Patel, for his part, in his article touts the “Not in the Name of Islam” petition circulated by the Council on American Islamic Relations. Now, CAIR has been named an unindicted co-conspirator in a Hamas funding case. Several of its officials are in prison on various terror-related charges, and several other of its officials have made Islamic supremacist statements. So is it simply prejudice — irrational, unthinking, racist, xenophobic “Islamophobia” — that makes people suspicious of this petition and of the intentions of the people behind it?


I don”t think so. I am not saying that Patel himself is not a moderate. I am sure that both he and Eteraz are as moderate as the day is long. But when all that Patel can come up with as demonstration of a moderate initiative is a CAIR petition, well, pardon me if I am underwhelmed.


And Eteraz? Well, he writes in The Guardian and all over the place, so I don”t think it is quite accurate to say he is ignored either. I myself certainly haven”t ignored him: he and I have had several exchanges in the past.


In them, Eteraz several times indulged in a disheartening disingenuousness. He claimed, for example, that the gate of ijtihad — that is, the process of independent legal reasoning in Islam — was not closed, and that I demonstrated my ignorance in saying otherwise. Never mind the fact that it is rather a commonplace for Islamic authorities of all stripes to affirm that the time for ijtihad is indeed long past, as I show here. Eteraz says that they are in fact open and should be (and I agree that they should be), but for Eteraz to charge someone with ignorance for repeating what some of the world”s leading Islamic scholars acknowledge as a matter of course calls in question his good faith.

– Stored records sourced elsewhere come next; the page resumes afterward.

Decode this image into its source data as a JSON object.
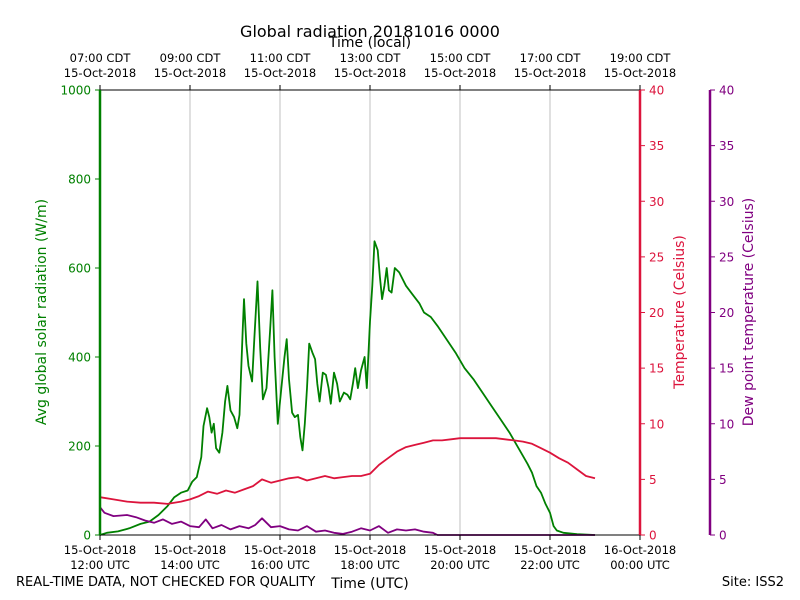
{
  "chart_data": {
    "type": "line",
    "title": "Global radiation 20181016 0000",
    "top_axis_label": "Time (local)",
    "xlabel": "Time (UTC)",
    "ylabel_left": "Avg global solar radiation (W/m)",
    "ylabel_right1": "Temperature (Celsius)",
    "ylabel_right2": "Dew point temperature (Celsius)",
    "xlim_hours": [
      12,
      24
    ],
    "ylim_left": [
      0,
      1000
    ],
    "ylim_right": [
      0,
      40
    ],
    "grid": "vertical",
    "left_ticks": [
      "0",
      "200",
      "400",
      "600",
      "800",
      "1000"
    ],
    "right_ticks": [
      "0",
      "5",
      "10",
      "15",
      "20",
      "25",
      "30",
      "35",
      "40"
    ],
    "bottom_ticks": [
      {
        "line1": "15-Oct-2018",
        "line2": "12:00 UTC"
      },
      {
        "line1": "15-Oct-2018",
        "line2": "14:00 UTC"
      },
      {
        "line1": "15-Oct-2018",
        "line2": "16:00 UTC"
      },
      {
        "line1": "15-Oct-2018",
        "line2": "18:00 UTC"
      },
      {
        "line1": "15-Oct-2018",
        "line2": "20:00 UTC"
      },
      {
        "line1": "15-Oct-2018",
        "line2": "22:00 UTC"
      },
      {
        "line1": "16-Oct-2018",
        "line2": "00:00 UTC"
      }
    ],
    "top_ticks": [
      {
        "line1": "07:00 CDT",
        "line2": "15-Oct-2018"
      },
      {
        "line1": "09:00 CDT",
        "line2": "15-Oct-2018"
      },
      {
        "line1": "11:00 CDT",
        "line2": "15-Oct-2018"
      },
      {
        "line1": "13:00 CDT",
        "line2": "15-Oct-2018"
      },
      {
        "line1": "15:00 CDT",
        "line2": "15-Oct-2018"
      },
      {
        "line1": "17:00 CDT",
        "line2": "15-Oct-2018"
      },
      {
        "line1": "19:00 CDT",
        "line2": "15-Oct-2018"
      }
    ],
    "series": [
      {
        "color": "#008000",
        "axis": "left",
        "points": [
          [
            12.0,
            0
          ],
          [
            12.15,
            5
          ],
          [
            12.4,
            8
          ],
          [
            12.65,
            15
          ],
          [
            12.9,
            25
          ],
          [
            13.1,
            30
          ],
          [
            13.3,
            45
          ],
          [
            13.5,
            65
          ],
          [
            13.65,
            85
          ],
          [
            13.8,
            95
          ],
          [
            13.95,
            100
          ],
          [
            14.05,
            120
          ],
          [
            14.15,
            130
          ],
          [
            14.25,
            175
          ],
          [
            14.3,
            245
          ],
          [
            14.38,
            285
          ],
          [
            14.43,
            265
          ],
          [
            14.48,
            230
          ],
          [
            14.53,
            250
          ],
          [
            14.58,
            195
          ],
          [
            14.65,
            185
          ],
          [
            14.72,
            230
          ],
          [
            14.78,
            300
          ],
          [
            14.83,
            335
          ],
          [
            14.9,
            280
          ],
          [
            14.98,
            265
          ],
          [
            15.05,
            240
          ],
          [
            15.1,
            270
          ],
          [
            15.17,
            460
          ],
          [
            15.2,
            530
          ],
          [
            15.25,
            430
          ],
          [
            15.3,
            380
          ],
          [
            15.38,
            345
          ],
          [
            15.43,
            440
          ],
          [
            15.5,
            570
          ],
          [
            15.56,
            420
          ],
          [
            15.62,
            305
          ],
          [
            15.7,
            330
          ],
          [
            15.78,
            460
          ],
          [
            15.83,
            550
          ],
          [
            15.88,
            400
          ],
          [
            15.95,
            250
          ],
          [
            16.02,
            320
          ],
          [
            16.1,
            400
          ],
          [
            16.15,
            440
          ],
          [
            16.2,
            350
          ],
          [
            16.27,
            275
          ],
          [
            16.33,
            265
          ],
          [
            16.4,
            270
          ],
          [
            16.45,
            220
          ],
          [
            16.5,
            190
          ],
          [
            16.55,
            250
          ],
          [
            16.6,
            330
          ],
          [
            16.65,
            430
          ],
          [
            16.72,
            410
          ],
          [
            16.78,
            395
          ],
          [
            16.83,
            340
          ],
          [
            16.88,
            300
          ],
          [
            16.95,
            365
          ],
          [
            17.02,
            360
          ],
          [
            17.08,
            330
          ],
          [
            17.13,
            295
          ],
          [
            17.2,
            365
          ],
          [
            17.27,
            340
          ],
          [
            17.33,
            300
          ],
          [
            17.42,
            320
          ],
          [
            17.5,
            315
          ],
          [
            17.56,
            305
          ],
          [
            17.62,
            340
          ],
          [
            17.67,
            375
          ],
          [
            17.73,
            330
          ],
          [
            17.8,
            370
          ],
          [
            17.88,
            400
          ],
          [
            17.93,
            330
          ],
          [
            18.0,
            480
          ],
          [
            18.05,
            560
          ],
          [
            18.1,
            660
          ],
          [
            18.17,
            640
          ],
          [
            18.22,
            580
          ],
          [
            18.27,
            530
          ],
          [
            18.32,
            560
          ],
          [
            18.37,
            600
          ],
          [
            18.42,
            550
          ],
          [
            18.48,
            545
          ],
          [
            18.55,
            600
          ],
          [
            18.65,
            590
          ],
          [
            18.8,
            560
          ],
          [
            18.95,
            540
          ],
          [
            19.1,
            520
          ],
          [
            19.2,
            500
          ],
          [
            19.35,
            490
          ],
          [
            19.5,
            470
          ],
          [
            19.7,
            440
          ],
          [
            19.9,
            410
          ],
          [
            20.1,
            375
          ],
          [
            20.3,
            350
          ],
          [
            20.5,
            320
          ],
          [
            20.7,
            290
          ],
          [
            20.9,
            260
          ],
          [
            21.1,
            230
          ],
          [
            21.3,
            195
          ],
          [
            21.5,
            160
          ],
          [
            21.6,
            140
          ],
          [
            21.7,
            110
          ],
          [
            21.8,
            95
          ],
          [
            21.9,
            70
          ],
          [
            22.0,
            50
          ],
          [
            22.08,
            20
          ],
          [
            22.15,
            10
          ],
          [
            22.3,
            5
          ],
          [
            22.6,
            2
          ],
          [
            23.0,
            0
          ]
        ]
      },
      {
        "color": "#dc143c",
        "axis": "right",
        "points": [
          [
            12.0,
            3.4
          ],
          [
            12.3,
            3.2
          ],
          [
            12.6,
            3.0
          ],
          [
            12.9,
            2.9
          ],
          [
            13.2,
            2.9
          ],
          [
            13.5,
            2.8
          ],
          [
            13.8,
            3.0
          ],
          [
            14.0,
            3.2
          ],
          [
            14.2,
            3.5
          ],
          [
            14.4,
            3.9
          ],
          [
            14.6,
            3.7
          ],
          [
            14.8,
            4.0
          ],
          [
            15.0,
            3.8
          ],
          [
            15.2,
            4.1
          ],
          [
            15.4,
            4.4
          ],
          [
            15.6,
            5.0
          ],
          [
            15.8,
            4.7
          ],
          [
            16.0,
            4.9
          ],
          [
            16.2,
            5.1
          ],
          [
            16.4,
            5.2
          ],
          [
            16.6,
            4.9
          ],
          [
            16.8,
            5.1
          ],
          [
            17.0,
            5.3
          ],
          [
            17.2,
            5.1
          ],
          [
            17.4,
            5.2
          ],
          [
            17.6,
            5.3
          ],
          [
            17.8,
            5.3
          ],
          [
            18.0,
            5.5
          ],
          [
            18.2,
            6.3
          ],
          [
            18.4,
            6.9
          ],
          [
            18.6,
            7.5
          ],
          [
            18.8,
            7.9
          ],
          [
            19.0,
            8.1
          ],
          [
            19.2,
            8.3
          ],
          [
            19.4,
            8.5
          ],
          [
            19.6,
            8.5
          ],
          [
            19.8,
            8.6
          ],
          [
            20.0,
            8.7
          ],
          [
            20.2,
            8.7
          ],
          [
            20.4,
            8.7
          ],
          [
            20.6,
            8.7
          ],
          [
            20.8,
            8.7
          ],
          [
            21.0,
            8.6
          ],
          [
            21.2,
            8.5
          ],
          [
            21.4,
            8.4
          ],
          [
            21.6,
            8.2
          ],
          [
            21.8,
            7.8
          ],
          [
            22.0,
            7.4
          ],
          [
            22.2,
            6.9
          ],
          [
            22.4,
            6.5
          ],
          [
            22.6,
            5.9
          ],
          [
            22.8,
            5.3
          ],
          [
            23.0,
            5.1
          ]
        ]
      },
      {
        "color": "#800080",
        "axis": "right",
        "points": [
          [
            12.0,
            2.5
          ],
          [
            12.1,
            2.0
          ],
          [
            12.3,
            1.7
          ],
          [
            12.6,
            1.8
          ],
          [
            12.8,
            1.6
          ],
          [
            13.0,
            1.3
          ],
          [
            13.2,
            1.1
          ],
          [
            13.4,
            1.4
          ],
          [
            13.6,
            1.0
          ],
          [
            13.8,
            1.2
          ],
          [
            14.0,
            0.8
          ],
          [
            14.2,
            0.7
          ],
          [
            14.35,
            1.4
          ],
          [
            14.5,
            0.6
          ],
          [
            14.7,
            0.9
          ],
          [
            14.9,
            0.5
          ],
          [
            15.1,
            0.8
          ],
          [
            15.3,
            0.6
          ],
          [
            15.45,
            0.9
          ],
          [
            15.6,
            1.5
          ],
          [
            15.8,
            0.7
          ],
          [
            16.0,
            0.8
          ],
          [
            16.2,
            0.5
          ],
          [
            16.4,
            0.4
          ],
          [
            16.6,
            0.8
          ],
          [
            16.8,
            0.3
          ],
          [
            17.0,
            0.4
          ],
          [
            17.2,
            0.2
          ],
          [
            17.4,
            0.1
          ],
          [
            17.6,
            0.3
          ],
          [
            17.8,
            0.6
          ],
          [
            18.0,
            0.4
          ],
          [
            18.2,
            0.8
          ],
          [
            18.4,
            0.2
          ],
          [
            18.6,
            0.5
          ],
          [
            18.8,
            0.4
          ],
          [
            19.0,
            0.5
          ],
          [
            19.2,
            0.3
          ],
          [
            19.4,
            0.2
          ],
          [
            19.5,
            0.0
          ],
          [
            20.0,
            0.0
          ],
          [
            20.6,
            0.0
          ],
          [
            21.0,
            0.0
          ],
          [
            22.0,
            0.0
          ],
          [
            23.0,
            0.0
          ]
        ]
      }
    ]
  },
  "footer": {
    "left": "REAL-TIME DATA, NOT CHECKED FOR QUALITY",
    "right": "Site: ISS2"
  }
}
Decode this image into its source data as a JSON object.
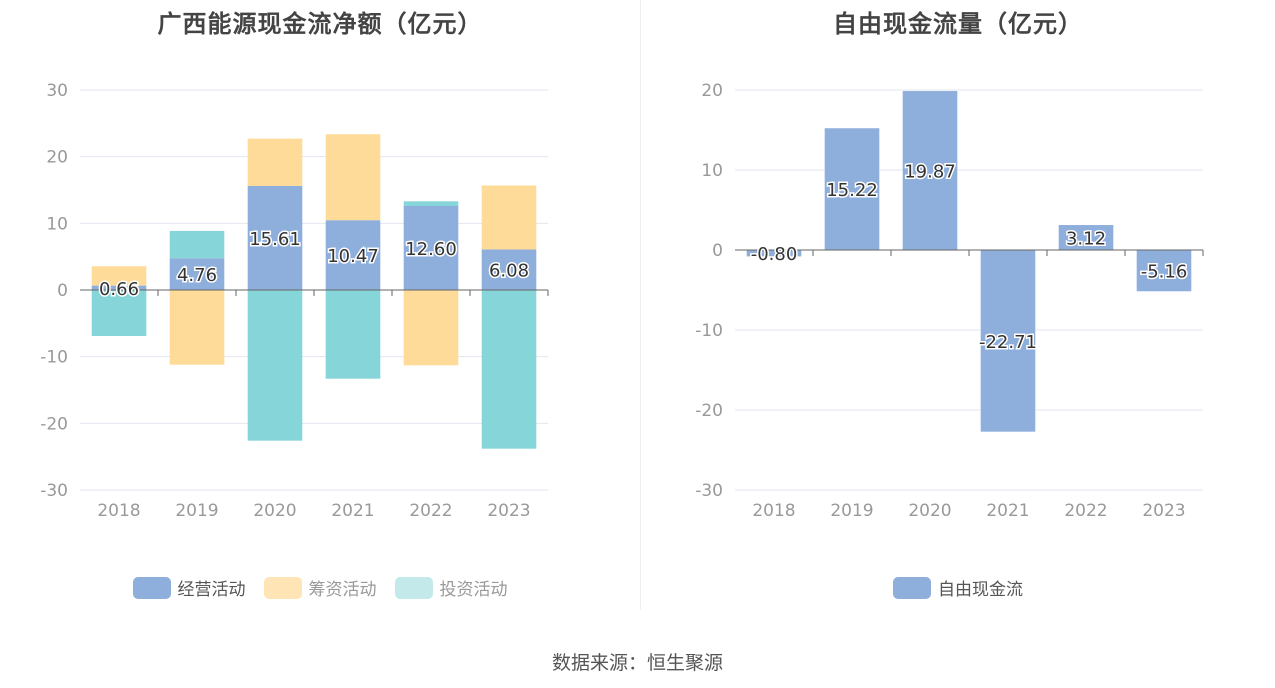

Similarly, Eteraz”s whitewash of some uncomfortable aspects — recorded in Islamic tradition — of Muhammad”s life does not inspire confidence. Reform in Islam will not come, if it will come at all, from bland denial of the existence of traditions and teachings that jihadists use to justify violence and supremacism, but from an honest acknowledgment of those traditions and an attempt to understand them in a way that will blunt their literal force.


Then there was Eteraz”s bizarre and troubling assertion, here, that Muslim moderates should remain silent and passive in the face of Islamic violence and terror, rather than working against it. And finally there is his unfortunate taste for invective, which has led him to depart from the truth on several occasions — as here, when he claimed that National Review wouldn”t link to Jihad Watch. (Hey Ali, here”s my most recent NR article, from a couple of weeks ago.) This is not a personal matter — Ali Eteraz can say whatever he wants about me, but I am working in good faith, and when he stoops to this kind of thing, I don”t think anyone can reasonably expect me to take his other writings without a grain of salt.


So what”s the point? Is Ali Eteraz not himself a moderate? No, I am sure he is the soul of moderation. But I don”t think it”s unreasonable for people to ask for more from moderate Muslim spokesmen than a petition floated by a group like CAIR and a disingenuous whitewashing of uncomfortable elements of Islamic tradition.


Eboo Patel and Ali Eteraz are by no means ignored. And I believe that those who are not ignoring them have every right to ask them for more forthright and genuine action against the Islamic jihadists they oppose.